Representation in design has at least two functions – one, to capture a design idea or multiple ideas as part of the design process for the designer(s) or others and two, to represent the finished design as a communication to others. The first is critical to the development of the design and the second has its emphasis on communication to users and clients. Because design is usually about creating something new, most design representation is often about creating a view of the future. How this is done can take on different styles – for example, it can be done using more realistic or abstract language of representation.

Some points to consider for good design representation:

  1. Clearly depict idea/environment intended to be conveyed
  2. Create believable representation that is open enough to suggest potential development, especially for design projects in progress
  3. Use techniques and ‘feel’ that combine analog and digital language to communicate that environment

Two kinds of works have come to my attention recently. Representing Landscapes: A Visual Collection of Landscape Architecture Drawings (edited by Nadia Amoroso, Routledge, 2012) showcases excellent examples of different drawing styles and techniques from work generated in over twenty international academic institutions.

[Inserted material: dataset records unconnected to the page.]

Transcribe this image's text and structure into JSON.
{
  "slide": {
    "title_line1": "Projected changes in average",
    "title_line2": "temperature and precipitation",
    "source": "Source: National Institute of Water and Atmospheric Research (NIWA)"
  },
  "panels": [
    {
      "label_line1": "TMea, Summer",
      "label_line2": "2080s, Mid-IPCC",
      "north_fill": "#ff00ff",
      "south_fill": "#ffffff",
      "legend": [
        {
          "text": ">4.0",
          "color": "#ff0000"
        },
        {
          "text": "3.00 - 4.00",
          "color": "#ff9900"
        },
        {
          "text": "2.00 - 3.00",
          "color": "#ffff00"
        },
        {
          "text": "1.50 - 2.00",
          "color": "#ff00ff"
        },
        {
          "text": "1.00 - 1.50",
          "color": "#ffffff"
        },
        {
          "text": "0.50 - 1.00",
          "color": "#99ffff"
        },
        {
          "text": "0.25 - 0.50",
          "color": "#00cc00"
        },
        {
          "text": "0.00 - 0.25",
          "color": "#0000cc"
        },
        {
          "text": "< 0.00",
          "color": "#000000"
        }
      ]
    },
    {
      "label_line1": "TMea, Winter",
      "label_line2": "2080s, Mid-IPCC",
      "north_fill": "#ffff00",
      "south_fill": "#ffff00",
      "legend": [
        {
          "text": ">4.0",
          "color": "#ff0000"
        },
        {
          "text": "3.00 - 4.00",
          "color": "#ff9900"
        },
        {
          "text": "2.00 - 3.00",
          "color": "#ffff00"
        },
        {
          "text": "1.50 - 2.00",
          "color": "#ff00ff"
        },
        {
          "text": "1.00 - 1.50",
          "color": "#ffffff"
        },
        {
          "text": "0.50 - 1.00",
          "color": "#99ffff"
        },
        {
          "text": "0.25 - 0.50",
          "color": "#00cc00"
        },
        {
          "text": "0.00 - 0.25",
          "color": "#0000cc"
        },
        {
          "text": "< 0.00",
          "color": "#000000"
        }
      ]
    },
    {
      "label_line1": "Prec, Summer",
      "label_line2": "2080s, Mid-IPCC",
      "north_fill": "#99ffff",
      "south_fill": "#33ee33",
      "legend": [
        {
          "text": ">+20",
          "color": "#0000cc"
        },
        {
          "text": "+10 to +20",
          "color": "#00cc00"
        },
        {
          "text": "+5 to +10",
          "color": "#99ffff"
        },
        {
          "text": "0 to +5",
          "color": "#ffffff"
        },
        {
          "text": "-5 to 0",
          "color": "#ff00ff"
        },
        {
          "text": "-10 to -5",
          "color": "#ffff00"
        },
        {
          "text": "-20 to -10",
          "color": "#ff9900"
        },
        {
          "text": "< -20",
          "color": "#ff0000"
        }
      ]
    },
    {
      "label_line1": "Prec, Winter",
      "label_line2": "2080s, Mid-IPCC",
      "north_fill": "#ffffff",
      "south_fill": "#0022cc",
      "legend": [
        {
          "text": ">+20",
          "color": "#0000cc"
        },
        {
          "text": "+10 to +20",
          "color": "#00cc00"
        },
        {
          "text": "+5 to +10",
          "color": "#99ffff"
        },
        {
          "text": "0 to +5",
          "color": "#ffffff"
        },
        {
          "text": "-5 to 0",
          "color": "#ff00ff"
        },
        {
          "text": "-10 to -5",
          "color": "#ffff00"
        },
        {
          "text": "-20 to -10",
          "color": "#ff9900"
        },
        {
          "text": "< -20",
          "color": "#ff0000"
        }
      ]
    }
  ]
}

The work of conceptual artists such as Ralph McQuarrie’s for the original Star Wars that depict imaginary environments are also exemplars of representation. McQuarrie’s work was core to the model and set design that informed the movies. Noah Bradley is more contemporary artist whose environmental concept art and illustration that evolves from a painterly way of depicting environments to creating virtual landscapes that have become very popular to the imaginary environments such as those in the popular trading card game (20 million players reported on Wikipedia) of Magic The Gathering.